È diventata così una emergenza di sanità pubblica di interesse internazionale a partire dalla dichiarazione del 30 gennaio 2020 dell’OMS. Con l’anno nuovo, la situazione è peggiorata e, con essa, la circolazione di fake news che ha creato un clima di panico.

Inizialmente, in realtà, la diffusione dell’epidemia fu messa nell’ombra.

Si pensi che i primi casi risalgono all’8 dicembre. Inoltre, il medico Li Wenliang, appena scoperti i casi di Coronavirus, mandò dei messaggi tramite Wechat per far girare la notizia. Ma i suoi segnali di allerta furono subito messi a tacere dalla polizia, che lo accusò di diffondere notizie false lo scorso 3 gennaio. Sappiamo che il virus ha colpito anche questo medico, così come altri membri dello staff sanitario, e  non gli ha lasciato scampo. Sui social cinesi come Weibo (simile a Twitter e Facebook),  gli utenti hanno scatenato rabbia e cordoglio con gli hashtag #DrLiWenliangèmorto e #vogliolalibertàdiparola.

A inizio gennaio, il Centro per il controllo e la prevenzione delle malattie cinese ha riferito l’identificazione del virus, suscettibile di intaccare la credibilità internazionale e provocare conseguenze non di poco conto, come quelle di cui si parlerà di seguito. Per ora sono oltre 31mila i casi confermati e 638 morti – di cui uno nelle Filippine, secondo i dati disponibili qui, consultati l’8 febbraio. Il South China Morning Post  riporta dal canto suo aggiornamenti più recenti, con oltre 34mila contagi e 724 morti.




Come ha reagito l’Italia?

In generale, il rischio di contrarre il virus da parte della popolazione europea e della Gran Bretagna è basso, mentre quello relativo a cittadini europei e britannici viaggiatori o residenti nelle zone colpite dal virus è alto, stando ai dati dell’OCSE.

A questo proposito, in Italia una coppia di turisti cinesi è stata ricoverata all’Istituto Spallanzani di Roma, con l’attivazione tempestiva della sorveglianza sanitaria per le persone venute a contatto con la coppia.

È stato inoltre confermato un ulteriore caso in Italia, al 7 febbraio. Si tratta di uno dei 56 connazionali rientrati da Wuhan e sottoposti a quarantena nella cittadella militare della Cecchignola.

Ricordiamo poi che il Governo italiano ha predisposto una task force  ministeriale al fine di fronteggiare la situazione. In occasione della Conferenza stampa del 30 gennaio, il Primo Ministro Conte ha annunciato la sospensione dei voli da e per la Cina e lo stanziamento dei fondi per attuare le misure precauzionali.

Le conseguenze di emergenza e diffusione del Coronavirus possono creare pericoli ben al di fuori dei confini nazionali, aventi implicazioni anche a livello economico su scala mondiale.

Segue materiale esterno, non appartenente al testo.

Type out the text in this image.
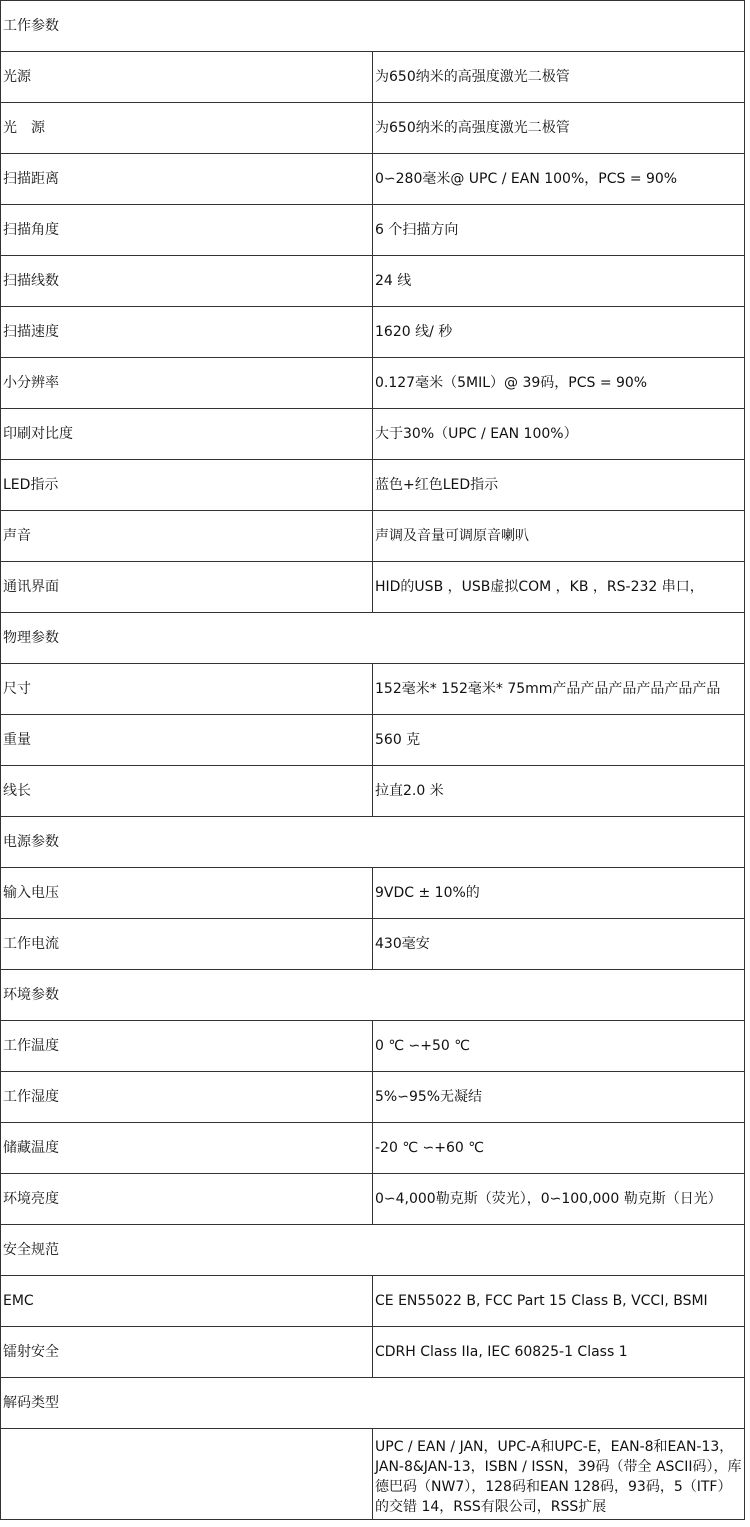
工作参数	
光源	为650纳米的高强度激光二极管
光　源	为650纳米的高强度激光二极管
扫描距离	0∽280毫米@ UPC / EAN 100%，PCS = 90%
扫描角度	6 个扫描方向
扫描线数	24 线
扫描速度	1620 线/ 秒
小分辨率	0.127毫米（5MIL）@ 39码，PCS = 90%
印刷对比度	大于30%（UPC / EAN 100%）
LED指示	蓝色+红色LED指示
声音	声调及音量可调原音喇叭
通讯界面	HID的USB ，USB虚拟COM ，KB ，RS-232 串口，
物理参数	
尺寸	152毫米* 152毫米* 75mm产品产品产品产品产品产品
重量	560 克
线长	拉直2.0 米
电源参数	
输入电压	9VDC ± 10%的
工作电流	430毫安
环境参数	
工作温度	0 ℃ ∽+50 ℃
工作湿度	5%∽95%无凝结
储藏温度	-20 ℃ ∽+60 ℃
环境亮度	0∽4,000勒克斯（荧光），0∽100,000 勒克斯（日光）
安全规范	
EMC	CE EN55022 B, FCC Part 15 Class B, VCCI, BSMI
镭射安全	CDRH Class IIa, IEC 60825-1 Class 1
解码类型	
	UPC / EAN / JAN，UPC-A和UPC-E，EAN-8和EAN-13，JAN-8&JAN-13，ISBN / ISSN，39码（带全 ASCII码），库德巴码（NW7），128码和EAN 128码，93码，5（ITF）的交错 14，RSS有限公司，RSS扩展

A causa della condizione di incertezza sulla diffusione del Coronavirus, le borse europee hanno chiuso in calo (7/02). Analisti e investitori sostengono che sia difficile calcolare l’impatto di questa “crisi” nel medio e lungo termine.

Tuttavia, è da sottolineare che già prima di questa epidemia si era registrato un rallentamento dell’economia del Paese.

La tenuta di quest’ultima ha effetti sull’economia mondiale – essendo la seconda più grande dopo quella statunitense. La Cina e il mondo intero si trovano quindi a fare i conti con dinamiche complesse a livello economico e commerciale, includendo in questo settore turismo e trasporti tra i più colpiti (ma non solo). Rispetto all’epidemia verificatasi nel 2003 – la SARS o sindrome respiratoria acuta grave –  la Cina in questo caso ha reagito con “maggiore” senso di responsabilità – se così si può dire – ma non completamente, poiché inizialmente ha oscurato la notizia.

Certo è che l’esigenza di una risposta concreta e incisiva è fondamentale per fronteggiare tutto ciò. Seguiamo quindi gli sviluppi di tale vicenda, focalizzando l’attenzione sulla capacità di Pechino di risolvere in tempi brevi la situazione.